Prefer Investozora on Google
Get real-time financial updates.
If you already enrolled your child in a Trump Account, the $1,000 government contribution should be reaching it now. The Treasury Department confirmed that eligible children began receiving the pilot program deposit starting July 4, 2026, alongside the ability for parents, family members, and employers to make their own contributions.
Enrollment and activation are two separate steps, and it’s worth understanding both. To enroll a child, a parent or guardian signs in to their IRS online account using ID.me and submits Form 4547, the Trump Account Election form.
Once that’s processed, activation is a second step: you download the official Trump Accounts app from the App Store or Google Play, or use the web version at trumpaccount.com, and enter your information as parent along with each eligible child’s details. Families who already filed will receive an activation email specifically from no-reply@trumpaccounts.treasury.gov.
Eligibility is narrower than the program’s name suggests. To activate an account, the child must be under 18 with a valid Social Security number and must not already have one established.
The $1,000 government contribution specifically goes to children born between January 1, 2025 and December 31, 2028, meaning older children can still have an account opened but won’t receive that one-time deposit.
The account itself is a tax-deferred structure created under the One Big Beautiful Bill Act, with funds automatically invested in an S&P 500 index fund, so its value moves with the market rather than staying fixed, a meaningfully different structure than a savers match program or a traditional savings account.
Because a new federal program always attracts scammers, Treasury has been explicit about legitimate contact. Official activation emails come only from the address above, and the Treasury will never contact you about a Trump Account by mail, text, or phone call.

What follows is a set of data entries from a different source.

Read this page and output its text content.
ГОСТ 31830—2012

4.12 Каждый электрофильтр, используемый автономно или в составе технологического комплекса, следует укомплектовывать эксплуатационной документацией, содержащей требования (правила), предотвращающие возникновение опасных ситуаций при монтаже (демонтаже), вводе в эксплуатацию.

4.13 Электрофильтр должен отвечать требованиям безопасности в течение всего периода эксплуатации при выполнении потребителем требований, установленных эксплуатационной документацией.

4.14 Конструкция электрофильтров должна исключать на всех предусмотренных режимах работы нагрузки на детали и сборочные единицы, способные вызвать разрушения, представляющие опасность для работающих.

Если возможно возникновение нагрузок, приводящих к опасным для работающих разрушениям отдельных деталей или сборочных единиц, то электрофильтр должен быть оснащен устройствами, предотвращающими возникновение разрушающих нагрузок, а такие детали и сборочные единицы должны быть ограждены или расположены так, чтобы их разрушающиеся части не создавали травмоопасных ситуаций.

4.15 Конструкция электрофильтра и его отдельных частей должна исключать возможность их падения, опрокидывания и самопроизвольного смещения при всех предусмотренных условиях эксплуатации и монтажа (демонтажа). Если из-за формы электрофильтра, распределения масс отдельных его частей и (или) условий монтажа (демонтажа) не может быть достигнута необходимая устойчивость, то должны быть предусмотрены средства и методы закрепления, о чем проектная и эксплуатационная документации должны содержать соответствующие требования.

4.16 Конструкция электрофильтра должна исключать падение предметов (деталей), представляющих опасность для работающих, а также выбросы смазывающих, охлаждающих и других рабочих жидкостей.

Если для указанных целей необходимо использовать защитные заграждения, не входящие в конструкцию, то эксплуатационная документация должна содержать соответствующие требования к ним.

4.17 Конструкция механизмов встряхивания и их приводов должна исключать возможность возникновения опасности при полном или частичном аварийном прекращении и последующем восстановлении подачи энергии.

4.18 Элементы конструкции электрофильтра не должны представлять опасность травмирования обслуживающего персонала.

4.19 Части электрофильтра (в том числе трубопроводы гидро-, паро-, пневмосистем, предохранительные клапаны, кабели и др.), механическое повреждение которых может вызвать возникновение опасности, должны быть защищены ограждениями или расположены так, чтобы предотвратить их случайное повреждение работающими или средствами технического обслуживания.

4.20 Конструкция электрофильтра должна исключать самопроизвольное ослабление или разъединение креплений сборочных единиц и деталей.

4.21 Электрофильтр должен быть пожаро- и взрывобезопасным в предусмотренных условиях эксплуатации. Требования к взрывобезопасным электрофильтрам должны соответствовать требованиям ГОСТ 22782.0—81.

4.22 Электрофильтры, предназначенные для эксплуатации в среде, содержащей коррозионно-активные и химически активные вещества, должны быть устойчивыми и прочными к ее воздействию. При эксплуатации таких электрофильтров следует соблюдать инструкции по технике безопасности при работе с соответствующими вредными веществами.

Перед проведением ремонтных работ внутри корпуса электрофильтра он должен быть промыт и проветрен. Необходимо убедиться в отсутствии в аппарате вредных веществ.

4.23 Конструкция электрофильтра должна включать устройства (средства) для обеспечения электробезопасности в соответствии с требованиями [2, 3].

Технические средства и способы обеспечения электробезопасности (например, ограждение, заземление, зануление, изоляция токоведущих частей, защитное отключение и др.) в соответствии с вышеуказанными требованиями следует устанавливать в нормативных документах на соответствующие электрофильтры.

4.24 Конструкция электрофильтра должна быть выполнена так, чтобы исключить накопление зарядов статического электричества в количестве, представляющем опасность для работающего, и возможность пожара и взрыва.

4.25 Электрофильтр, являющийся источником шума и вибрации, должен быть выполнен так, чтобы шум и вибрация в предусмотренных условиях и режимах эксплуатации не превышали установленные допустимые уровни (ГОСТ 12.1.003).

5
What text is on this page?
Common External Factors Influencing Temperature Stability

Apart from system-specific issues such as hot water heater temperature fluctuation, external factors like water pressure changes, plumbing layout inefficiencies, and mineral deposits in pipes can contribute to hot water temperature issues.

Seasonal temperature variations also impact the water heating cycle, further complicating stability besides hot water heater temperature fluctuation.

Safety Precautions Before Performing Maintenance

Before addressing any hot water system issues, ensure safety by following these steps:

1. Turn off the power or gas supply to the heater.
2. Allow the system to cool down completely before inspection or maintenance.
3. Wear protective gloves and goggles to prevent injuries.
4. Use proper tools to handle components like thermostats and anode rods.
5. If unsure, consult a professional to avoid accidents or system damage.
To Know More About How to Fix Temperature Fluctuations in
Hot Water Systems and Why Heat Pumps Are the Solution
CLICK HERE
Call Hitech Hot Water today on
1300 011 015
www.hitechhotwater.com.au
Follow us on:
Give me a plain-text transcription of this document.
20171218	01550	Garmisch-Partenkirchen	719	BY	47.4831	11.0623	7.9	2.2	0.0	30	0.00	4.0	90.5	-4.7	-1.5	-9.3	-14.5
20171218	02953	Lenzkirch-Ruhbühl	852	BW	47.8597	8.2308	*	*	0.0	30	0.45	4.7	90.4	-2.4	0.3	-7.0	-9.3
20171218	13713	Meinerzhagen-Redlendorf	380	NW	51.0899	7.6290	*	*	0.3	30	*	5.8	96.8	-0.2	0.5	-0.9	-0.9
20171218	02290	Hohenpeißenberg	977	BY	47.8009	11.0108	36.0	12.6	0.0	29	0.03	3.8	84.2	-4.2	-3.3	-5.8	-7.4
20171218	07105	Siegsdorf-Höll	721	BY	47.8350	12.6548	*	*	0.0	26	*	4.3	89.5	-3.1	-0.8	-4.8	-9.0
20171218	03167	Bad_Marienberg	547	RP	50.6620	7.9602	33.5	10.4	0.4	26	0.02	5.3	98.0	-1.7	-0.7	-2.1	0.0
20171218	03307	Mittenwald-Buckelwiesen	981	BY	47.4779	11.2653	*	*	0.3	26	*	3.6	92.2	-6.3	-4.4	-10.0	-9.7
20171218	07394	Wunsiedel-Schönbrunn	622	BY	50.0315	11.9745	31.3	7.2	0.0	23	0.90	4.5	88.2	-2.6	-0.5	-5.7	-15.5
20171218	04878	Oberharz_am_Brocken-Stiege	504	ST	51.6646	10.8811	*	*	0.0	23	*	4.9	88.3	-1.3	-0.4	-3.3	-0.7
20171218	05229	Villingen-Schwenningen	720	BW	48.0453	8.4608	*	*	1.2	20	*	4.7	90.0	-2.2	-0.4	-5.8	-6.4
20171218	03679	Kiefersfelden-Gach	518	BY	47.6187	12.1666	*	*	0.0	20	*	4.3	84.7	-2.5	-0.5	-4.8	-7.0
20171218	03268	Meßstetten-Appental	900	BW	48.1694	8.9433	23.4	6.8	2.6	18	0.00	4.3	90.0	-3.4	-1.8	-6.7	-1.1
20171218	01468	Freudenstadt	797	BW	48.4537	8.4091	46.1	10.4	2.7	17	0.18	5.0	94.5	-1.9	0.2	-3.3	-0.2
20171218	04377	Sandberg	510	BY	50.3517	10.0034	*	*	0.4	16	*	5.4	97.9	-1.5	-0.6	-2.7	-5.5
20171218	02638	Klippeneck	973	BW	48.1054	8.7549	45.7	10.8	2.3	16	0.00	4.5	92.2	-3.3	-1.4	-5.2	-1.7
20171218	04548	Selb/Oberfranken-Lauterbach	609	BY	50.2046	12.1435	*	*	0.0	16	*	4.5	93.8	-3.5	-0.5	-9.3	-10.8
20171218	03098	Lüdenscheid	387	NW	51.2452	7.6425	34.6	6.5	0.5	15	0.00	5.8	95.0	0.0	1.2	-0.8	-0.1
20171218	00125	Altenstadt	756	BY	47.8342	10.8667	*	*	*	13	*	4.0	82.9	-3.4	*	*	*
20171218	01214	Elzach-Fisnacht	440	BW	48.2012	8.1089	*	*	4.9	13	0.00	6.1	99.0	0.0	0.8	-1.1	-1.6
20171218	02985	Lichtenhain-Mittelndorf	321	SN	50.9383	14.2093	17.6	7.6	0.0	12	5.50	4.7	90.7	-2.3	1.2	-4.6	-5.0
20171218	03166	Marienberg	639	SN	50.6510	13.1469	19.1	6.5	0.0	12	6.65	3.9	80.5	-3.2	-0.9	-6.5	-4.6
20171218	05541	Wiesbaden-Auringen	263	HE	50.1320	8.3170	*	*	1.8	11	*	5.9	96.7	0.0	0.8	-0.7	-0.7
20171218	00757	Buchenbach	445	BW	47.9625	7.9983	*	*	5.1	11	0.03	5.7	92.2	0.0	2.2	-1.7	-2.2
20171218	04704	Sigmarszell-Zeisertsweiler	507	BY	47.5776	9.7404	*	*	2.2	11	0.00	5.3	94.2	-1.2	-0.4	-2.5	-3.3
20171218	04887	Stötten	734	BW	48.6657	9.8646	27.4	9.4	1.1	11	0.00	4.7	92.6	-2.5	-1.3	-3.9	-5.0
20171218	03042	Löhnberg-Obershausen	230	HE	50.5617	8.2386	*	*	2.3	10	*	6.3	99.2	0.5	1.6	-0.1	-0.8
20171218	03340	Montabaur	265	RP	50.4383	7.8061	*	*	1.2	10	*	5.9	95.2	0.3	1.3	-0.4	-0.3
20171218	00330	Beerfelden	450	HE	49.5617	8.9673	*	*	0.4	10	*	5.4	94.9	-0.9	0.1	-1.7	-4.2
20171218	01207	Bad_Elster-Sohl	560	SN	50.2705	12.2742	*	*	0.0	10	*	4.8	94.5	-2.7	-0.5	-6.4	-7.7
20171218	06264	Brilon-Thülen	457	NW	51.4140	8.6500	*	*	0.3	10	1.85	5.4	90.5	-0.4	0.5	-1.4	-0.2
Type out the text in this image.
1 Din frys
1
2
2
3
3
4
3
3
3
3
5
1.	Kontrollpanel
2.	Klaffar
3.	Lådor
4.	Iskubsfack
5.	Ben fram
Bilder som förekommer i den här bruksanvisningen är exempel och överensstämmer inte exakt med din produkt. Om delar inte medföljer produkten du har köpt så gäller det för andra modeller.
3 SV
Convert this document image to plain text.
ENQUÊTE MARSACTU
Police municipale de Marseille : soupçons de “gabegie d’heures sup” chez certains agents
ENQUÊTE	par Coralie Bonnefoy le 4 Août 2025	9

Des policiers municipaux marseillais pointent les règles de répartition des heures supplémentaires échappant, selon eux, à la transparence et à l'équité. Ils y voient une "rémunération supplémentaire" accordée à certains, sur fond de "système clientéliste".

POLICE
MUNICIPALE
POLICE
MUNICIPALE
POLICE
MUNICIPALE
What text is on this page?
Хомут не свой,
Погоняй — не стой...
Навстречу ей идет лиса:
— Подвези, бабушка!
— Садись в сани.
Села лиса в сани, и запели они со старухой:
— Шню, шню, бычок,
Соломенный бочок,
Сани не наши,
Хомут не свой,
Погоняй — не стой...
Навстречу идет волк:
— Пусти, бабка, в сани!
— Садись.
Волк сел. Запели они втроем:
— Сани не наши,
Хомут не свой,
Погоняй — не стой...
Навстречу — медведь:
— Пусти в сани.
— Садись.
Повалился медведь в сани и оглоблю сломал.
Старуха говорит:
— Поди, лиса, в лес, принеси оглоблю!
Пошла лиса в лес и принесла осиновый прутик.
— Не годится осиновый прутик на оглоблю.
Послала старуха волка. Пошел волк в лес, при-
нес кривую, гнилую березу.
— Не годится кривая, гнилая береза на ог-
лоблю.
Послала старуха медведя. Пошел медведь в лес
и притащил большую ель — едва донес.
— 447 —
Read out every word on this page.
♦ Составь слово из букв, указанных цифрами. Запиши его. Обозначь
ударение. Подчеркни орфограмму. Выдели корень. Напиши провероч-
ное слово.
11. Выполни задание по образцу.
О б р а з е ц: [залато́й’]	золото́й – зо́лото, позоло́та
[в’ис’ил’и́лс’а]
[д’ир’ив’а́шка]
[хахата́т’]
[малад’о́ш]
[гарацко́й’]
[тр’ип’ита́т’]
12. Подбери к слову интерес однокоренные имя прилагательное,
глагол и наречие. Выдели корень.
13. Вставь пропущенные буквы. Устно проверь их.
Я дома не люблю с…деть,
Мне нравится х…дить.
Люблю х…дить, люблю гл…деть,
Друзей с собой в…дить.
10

If you receive an unexpected call or text about your child’s account, treat it as suspicious regardless of how official it looks, and go directly to trumpaccounts.gov instead of clicking any unsolicited link.
If you’re setting this up for the first time this week, confirm you have an active IRS Online Account first, since that login is required for both the election form and activation. Once processed, download the Trump Accounts app rather than searching for it, to avoid impostor listings, and enter your details exactly as they appear on your IRS records.
Remember that money invested in the market can lose value as well as gain it, and the account can’t be accessed until your child turns 18 except in narrow circumstances, a rule worth weighing against the broader 4 million children already enrolled nationwide.